NBA Handicapping: How To Handle Eliminated Teams Down the Stretch
by Trevor Whenham - 02/26/2009
There are still 25 or so games left in the NBA season, but for at least nine teams the season is all but over. There is no chance for a playoff run, and little reason for hope. Those teams provide a puzzle for sports bettors. With nine teams out of 30 being affected, choosing not to bet these teams would severely limit the playable games. That means that we need to decide how to bet on these teams, and how to determine what kind of effort to expect going forward. Here are five rules to help you in that pursuit:
Don't assume the teams are lousy - At this point in the season, a team can have 15 wins for at least two reasons - because they are a really bad team, or because bad luck or circumstances have conspired against them. You could generally say this year, for example, that Sacramento is where they are at because they have very little talent, no general theme that determines their style of play or the players on the roster, and have lousy coaching and management. On the other hand, Washington isn't much better off, but that's more the result of injuries and challenges than a pervasive, lasting problem. So how does that affect handicapping? Well, a bad team has no real choice but to be bad, but a decent team that has fallen on hard times has the potential to play better than they are. Potential is a tough thing for bettors to deal with, but figuring it out is easier if you know if it's there or not. You basically need to ask and answer two questions - can you explain the reasons for the team's terrible start, and do the factors that caused it still exist?
Look for major changes - A bad team can go on an improved streak if one of the contributing factors to their struggles changes. Most significantly, that would mean the return of a key injured player, or the acquisition of a needed component through a trade. Both of those factors could make the team better quickly. It can work the other way as well. A key injury to an already depleted squad could make their previous bad days look good in comparison. A bad team could also get worse if they trade away decent players to help their salary cap issues. Sacramento is a good example of this - they aren't exactly burning up the league since trading away Brad Miller and John Salmons.
Look for minor changes - Changes don't have to be major to be significant. A change of point guards could adjust the tempo of the team, the pace they move the ball with, and their ability to cover big spreads. The arrival or departure of an assistant coach could change a key component of the team's game. Small changes are likely to be overlooked by the public, but they can create big value for attentive bettors. This is where spending time perusing Web sites and reading newspapers closely can pay off.
Consider the schedule - A bad team can look worse against good teams and better against bad teams. It seems obvious, but I mention it because it's important. A struggling team can play below even meager expectations if they face an extended road trip, or if they play consecutive games against elite teams. On the other hand, a team could grab some momentum if their upcoming schedule contains more soft spots than normal.
Status of coach and core players - This is perhaps the biggest key. The contract status and job security of players and coaches has a far bigger impact on pro athletes these days than is probably ideal. A team that has a coach who is likely to be fired after the season is almost certain not to be motivated or well-led by that coach. A player that is counting the minutes until his free agency is unlikely to go above and beyond the minimum call of duty. On the other hand, a coach who was installed to rebuild a program will have the patience and the latitude to do what is good for the long term, and is much more likely to have a team that shows progress and good effort as the season progresses. Similarly, a team built around young, emerging stars is more likely to improve as the players get more seasoned and comfortable.

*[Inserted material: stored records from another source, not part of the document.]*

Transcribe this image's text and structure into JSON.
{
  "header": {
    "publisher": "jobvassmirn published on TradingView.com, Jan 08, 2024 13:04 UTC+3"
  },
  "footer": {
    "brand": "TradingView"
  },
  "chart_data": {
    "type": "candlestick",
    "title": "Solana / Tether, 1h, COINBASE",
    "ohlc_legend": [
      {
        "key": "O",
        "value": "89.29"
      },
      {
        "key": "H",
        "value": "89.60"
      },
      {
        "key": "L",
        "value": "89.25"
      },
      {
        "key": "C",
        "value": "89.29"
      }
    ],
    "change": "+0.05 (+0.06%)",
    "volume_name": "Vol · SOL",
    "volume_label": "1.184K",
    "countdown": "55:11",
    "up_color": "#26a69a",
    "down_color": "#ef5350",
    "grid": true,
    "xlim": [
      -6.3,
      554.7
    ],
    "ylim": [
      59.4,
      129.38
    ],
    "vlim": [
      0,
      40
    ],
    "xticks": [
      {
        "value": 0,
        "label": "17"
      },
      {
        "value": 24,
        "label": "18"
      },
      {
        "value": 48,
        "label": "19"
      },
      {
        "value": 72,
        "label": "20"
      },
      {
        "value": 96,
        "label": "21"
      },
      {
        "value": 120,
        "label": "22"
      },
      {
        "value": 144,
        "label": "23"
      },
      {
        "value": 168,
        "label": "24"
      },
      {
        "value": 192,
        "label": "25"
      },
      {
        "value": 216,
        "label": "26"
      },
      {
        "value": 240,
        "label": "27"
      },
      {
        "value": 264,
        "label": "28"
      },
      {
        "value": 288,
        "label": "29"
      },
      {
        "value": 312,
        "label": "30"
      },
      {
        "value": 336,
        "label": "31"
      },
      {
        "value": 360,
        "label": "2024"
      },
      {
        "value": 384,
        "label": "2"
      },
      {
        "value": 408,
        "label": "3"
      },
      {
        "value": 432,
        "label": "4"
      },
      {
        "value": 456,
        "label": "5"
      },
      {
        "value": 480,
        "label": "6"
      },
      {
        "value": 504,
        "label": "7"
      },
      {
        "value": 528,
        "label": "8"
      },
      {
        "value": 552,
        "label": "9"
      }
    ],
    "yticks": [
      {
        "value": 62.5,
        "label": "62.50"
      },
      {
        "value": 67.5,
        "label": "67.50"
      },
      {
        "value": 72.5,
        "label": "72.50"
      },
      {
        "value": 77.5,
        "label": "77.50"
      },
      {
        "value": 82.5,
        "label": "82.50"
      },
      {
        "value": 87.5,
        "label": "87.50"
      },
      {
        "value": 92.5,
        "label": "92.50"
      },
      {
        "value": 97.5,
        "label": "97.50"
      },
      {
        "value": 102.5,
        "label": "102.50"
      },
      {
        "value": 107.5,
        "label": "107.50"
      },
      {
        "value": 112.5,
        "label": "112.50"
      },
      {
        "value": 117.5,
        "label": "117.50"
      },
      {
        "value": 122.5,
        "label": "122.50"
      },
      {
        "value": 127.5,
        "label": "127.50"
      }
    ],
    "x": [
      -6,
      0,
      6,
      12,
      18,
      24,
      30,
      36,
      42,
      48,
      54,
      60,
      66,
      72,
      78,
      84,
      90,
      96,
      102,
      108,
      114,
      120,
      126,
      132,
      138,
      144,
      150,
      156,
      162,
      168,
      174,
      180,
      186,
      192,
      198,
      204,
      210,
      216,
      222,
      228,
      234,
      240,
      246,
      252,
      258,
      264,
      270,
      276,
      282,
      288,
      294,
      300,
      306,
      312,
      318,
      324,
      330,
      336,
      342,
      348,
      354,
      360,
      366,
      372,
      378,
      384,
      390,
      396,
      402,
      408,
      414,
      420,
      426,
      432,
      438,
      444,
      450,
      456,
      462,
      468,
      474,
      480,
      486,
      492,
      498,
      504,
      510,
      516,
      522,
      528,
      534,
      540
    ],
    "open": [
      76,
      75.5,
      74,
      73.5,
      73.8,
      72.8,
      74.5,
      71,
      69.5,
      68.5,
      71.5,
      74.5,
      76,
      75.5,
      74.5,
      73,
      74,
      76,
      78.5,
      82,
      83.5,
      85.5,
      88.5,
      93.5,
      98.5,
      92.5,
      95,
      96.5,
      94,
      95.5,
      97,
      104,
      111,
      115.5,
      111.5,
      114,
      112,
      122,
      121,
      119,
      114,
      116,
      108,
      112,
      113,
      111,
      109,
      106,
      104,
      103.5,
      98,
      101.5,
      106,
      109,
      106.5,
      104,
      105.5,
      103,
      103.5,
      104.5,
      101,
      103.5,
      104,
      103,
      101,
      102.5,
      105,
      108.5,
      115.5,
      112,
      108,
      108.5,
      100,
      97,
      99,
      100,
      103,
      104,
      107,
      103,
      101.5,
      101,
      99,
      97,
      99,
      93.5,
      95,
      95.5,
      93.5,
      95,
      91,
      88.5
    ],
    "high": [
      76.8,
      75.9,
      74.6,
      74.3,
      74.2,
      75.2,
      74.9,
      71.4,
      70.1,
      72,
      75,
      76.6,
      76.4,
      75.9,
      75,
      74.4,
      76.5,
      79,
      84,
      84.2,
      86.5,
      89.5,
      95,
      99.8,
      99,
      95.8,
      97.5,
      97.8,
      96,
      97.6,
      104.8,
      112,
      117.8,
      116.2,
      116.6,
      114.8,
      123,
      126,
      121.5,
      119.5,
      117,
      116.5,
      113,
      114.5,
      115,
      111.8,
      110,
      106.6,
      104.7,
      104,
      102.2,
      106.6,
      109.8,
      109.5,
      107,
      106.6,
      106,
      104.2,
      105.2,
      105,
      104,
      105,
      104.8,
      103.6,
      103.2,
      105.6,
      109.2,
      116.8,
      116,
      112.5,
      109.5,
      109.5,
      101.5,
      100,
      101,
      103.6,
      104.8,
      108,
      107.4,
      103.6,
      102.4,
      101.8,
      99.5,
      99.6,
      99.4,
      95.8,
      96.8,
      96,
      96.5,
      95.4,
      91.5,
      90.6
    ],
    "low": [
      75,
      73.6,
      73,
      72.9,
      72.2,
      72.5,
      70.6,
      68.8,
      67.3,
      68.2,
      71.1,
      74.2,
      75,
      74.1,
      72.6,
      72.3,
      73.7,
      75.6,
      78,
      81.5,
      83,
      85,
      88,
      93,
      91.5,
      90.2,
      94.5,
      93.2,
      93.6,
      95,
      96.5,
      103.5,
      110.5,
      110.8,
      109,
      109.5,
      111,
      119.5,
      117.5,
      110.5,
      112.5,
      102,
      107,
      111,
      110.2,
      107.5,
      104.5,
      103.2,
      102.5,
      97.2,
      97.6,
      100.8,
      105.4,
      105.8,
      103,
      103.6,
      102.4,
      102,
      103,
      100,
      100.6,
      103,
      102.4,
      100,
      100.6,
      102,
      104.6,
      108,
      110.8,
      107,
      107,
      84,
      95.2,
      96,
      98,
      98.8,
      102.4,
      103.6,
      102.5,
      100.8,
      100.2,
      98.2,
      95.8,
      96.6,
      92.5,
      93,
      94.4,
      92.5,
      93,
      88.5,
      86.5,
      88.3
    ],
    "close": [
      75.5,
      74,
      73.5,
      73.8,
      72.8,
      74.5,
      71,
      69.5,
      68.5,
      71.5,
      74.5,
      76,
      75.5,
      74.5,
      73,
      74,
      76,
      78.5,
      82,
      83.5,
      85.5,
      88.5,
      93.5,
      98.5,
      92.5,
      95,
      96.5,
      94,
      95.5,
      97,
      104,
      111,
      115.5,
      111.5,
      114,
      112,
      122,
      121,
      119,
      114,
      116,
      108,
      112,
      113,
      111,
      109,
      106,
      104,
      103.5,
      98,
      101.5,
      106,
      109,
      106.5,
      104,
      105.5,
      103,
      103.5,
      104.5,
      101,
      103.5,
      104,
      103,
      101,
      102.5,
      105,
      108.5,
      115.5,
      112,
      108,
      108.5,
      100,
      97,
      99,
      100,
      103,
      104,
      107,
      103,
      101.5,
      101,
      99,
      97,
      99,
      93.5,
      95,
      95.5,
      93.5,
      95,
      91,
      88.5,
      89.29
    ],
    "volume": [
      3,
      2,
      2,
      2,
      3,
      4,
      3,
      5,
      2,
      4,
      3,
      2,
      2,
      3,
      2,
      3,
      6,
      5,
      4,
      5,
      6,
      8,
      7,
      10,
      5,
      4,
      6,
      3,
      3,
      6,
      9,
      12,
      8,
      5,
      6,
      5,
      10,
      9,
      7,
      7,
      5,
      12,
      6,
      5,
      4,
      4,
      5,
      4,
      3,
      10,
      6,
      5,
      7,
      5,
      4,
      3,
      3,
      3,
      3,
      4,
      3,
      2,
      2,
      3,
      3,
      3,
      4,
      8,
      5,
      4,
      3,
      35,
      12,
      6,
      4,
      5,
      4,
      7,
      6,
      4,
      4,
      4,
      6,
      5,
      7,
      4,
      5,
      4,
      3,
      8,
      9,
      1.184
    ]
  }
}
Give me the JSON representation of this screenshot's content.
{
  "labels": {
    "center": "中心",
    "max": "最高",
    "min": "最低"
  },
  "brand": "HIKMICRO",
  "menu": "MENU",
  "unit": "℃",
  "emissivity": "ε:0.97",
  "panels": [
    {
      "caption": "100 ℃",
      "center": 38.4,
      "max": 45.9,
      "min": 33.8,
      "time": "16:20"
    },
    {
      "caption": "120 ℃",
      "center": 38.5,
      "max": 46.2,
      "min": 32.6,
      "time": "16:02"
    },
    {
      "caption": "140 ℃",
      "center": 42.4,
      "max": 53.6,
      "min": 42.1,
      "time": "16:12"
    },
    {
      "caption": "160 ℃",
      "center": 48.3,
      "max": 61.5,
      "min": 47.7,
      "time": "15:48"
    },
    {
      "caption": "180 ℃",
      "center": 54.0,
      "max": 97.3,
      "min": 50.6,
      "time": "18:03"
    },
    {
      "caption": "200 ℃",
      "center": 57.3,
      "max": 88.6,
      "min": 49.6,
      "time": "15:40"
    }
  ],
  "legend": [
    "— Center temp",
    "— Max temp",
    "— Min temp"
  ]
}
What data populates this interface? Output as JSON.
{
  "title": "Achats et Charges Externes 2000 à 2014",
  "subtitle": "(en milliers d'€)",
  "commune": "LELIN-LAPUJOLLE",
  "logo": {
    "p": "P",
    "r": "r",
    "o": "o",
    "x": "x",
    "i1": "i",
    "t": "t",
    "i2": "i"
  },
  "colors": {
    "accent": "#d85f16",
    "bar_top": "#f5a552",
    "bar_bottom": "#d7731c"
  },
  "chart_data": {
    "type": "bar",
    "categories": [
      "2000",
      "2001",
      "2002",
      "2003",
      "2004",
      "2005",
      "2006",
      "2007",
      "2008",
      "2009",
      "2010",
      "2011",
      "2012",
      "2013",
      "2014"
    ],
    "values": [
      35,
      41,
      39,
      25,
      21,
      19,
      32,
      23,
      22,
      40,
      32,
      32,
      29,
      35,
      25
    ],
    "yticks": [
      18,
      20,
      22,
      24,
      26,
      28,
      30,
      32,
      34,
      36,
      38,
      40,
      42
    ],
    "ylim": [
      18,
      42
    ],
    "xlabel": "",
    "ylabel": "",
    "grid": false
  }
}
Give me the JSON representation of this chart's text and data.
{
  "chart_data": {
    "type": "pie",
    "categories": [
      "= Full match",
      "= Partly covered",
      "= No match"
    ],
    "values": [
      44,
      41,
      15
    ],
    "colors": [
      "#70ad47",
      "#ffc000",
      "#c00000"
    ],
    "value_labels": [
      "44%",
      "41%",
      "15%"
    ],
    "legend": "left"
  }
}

Not to pick on Sacramento, but they are a very good example of a team that isn't likely to get better any time soon. They have gutted their team, coach Kenny Natt is an interim coach who is almost certain not to be renewed, and they are showing little progress. I would be hard pressed to come up with a good reason to bet on them most of the time. On the other side of the coin you have a team like Oklahoma City. They have just one more win than the Kings, but their prospects are infinitely better. Kevin Durant is emerging as a megastar in his second year, Russell Westbrook is perhaps the fastest improving rookie in his class, and Jeff Green has taken huge strides forward from last year. Scott Brooks has been somewhat successful with the team as the interim coach, and he has his team covering the spread at the third best rate in the league. It's not unreasonable to assume that Oklahoma City could shine in the right spot. It's foolish to think the same of the Kings.